Other than identifying the Sheriff as a Defendant in the caption of and again on page four of his complaint, Plaintiff's principal pleading contains no allegations whatsoever regarding the Sheriff's involvement in the matters of which he complains herein. That being the case, there is simply no valid basis upon which to hold the Sheriff liable here and Plaintiff's §1983 claim as to Sheriff should be dismissed under 28 U.S.C. §1915(e)(2)(B)(i) and (ii) as lacking an arguable basis of law and fact. Booker v. Koonce, 2 F.3d 114 (5th Cir. 1993).


For the foregoing reasons, it is recommended that Plaintiff's complaint, insofar as it can be construed as a request for habeas corpus relief, be dismissed without prejudice for failure to exhaust state court remedies.
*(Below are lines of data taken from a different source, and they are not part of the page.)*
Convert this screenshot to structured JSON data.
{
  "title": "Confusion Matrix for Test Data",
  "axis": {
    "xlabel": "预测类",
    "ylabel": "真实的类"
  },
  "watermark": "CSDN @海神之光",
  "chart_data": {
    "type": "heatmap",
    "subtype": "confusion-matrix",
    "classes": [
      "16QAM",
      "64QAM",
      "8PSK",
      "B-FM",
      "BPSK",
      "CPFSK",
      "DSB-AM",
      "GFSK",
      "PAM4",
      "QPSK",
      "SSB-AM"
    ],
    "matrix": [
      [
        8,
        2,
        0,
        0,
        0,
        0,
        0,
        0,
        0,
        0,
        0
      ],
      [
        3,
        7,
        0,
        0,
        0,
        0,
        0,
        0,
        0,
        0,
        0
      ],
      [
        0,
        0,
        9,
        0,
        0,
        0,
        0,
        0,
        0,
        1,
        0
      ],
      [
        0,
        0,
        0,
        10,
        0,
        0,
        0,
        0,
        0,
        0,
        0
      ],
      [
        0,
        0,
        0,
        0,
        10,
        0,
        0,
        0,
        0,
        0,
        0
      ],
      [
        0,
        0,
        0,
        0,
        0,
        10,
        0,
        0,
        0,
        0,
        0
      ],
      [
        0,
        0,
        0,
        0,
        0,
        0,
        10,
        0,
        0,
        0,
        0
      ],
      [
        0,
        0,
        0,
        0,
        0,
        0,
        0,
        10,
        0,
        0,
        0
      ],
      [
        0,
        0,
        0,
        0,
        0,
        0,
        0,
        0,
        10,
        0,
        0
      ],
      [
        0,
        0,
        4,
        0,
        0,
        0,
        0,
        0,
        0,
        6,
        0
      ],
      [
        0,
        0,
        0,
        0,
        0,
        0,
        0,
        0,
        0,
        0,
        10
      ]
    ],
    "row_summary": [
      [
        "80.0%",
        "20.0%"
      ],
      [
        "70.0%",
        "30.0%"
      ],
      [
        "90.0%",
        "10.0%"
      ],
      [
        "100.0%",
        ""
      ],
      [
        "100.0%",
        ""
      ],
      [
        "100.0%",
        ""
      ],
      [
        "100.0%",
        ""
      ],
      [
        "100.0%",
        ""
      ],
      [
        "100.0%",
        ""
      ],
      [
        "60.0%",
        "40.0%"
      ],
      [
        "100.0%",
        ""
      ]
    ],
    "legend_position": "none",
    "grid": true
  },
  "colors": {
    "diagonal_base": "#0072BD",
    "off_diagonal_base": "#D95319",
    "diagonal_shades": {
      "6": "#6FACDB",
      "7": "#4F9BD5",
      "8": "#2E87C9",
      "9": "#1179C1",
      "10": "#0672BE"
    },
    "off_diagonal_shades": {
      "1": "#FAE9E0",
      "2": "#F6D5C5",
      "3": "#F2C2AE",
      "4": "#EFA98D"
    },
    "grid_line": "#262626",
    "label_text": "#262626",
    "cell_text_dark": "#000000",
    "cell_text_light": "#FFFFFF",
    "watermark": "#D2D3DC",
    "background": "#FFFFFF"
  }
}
It is further recommended that Plaintiff's §1983 claim against the State of Louisiana be dismissed without prejudice for want of jurisdiction and that his §1983 claim against the Sheriff of St. Tammany Parish be dismissed with prejudice pursuant to 28 U.S.C. §1915(e)(2)(B)(i) and (ii).

A party's failure to file written objections to the proposed findings, conclusions, and recommendation contained in a magistrate judge's report and recommendation within 14 days after being served with a copy shall bar that party, except upon grounds of plain error, from attacking on appeal the unobjected-to proposed factual findings and legal conclusions accepted by the district court, provided that the party has been served with notice that such consequences will result from a failure to object. Douglass v. United States Auto. Assoc., 79 F.3d 1415 (5th Cir. 1996)(en banc).

Douglass referenced the previously-applicable 10-day period for the filing of objections. Effective December 1, 2009, 28 U.S.C. §636(b)(1) was amended to extend that period to 14 days. --------

New Orleans, Louisiana, this 8th day of June, 2016.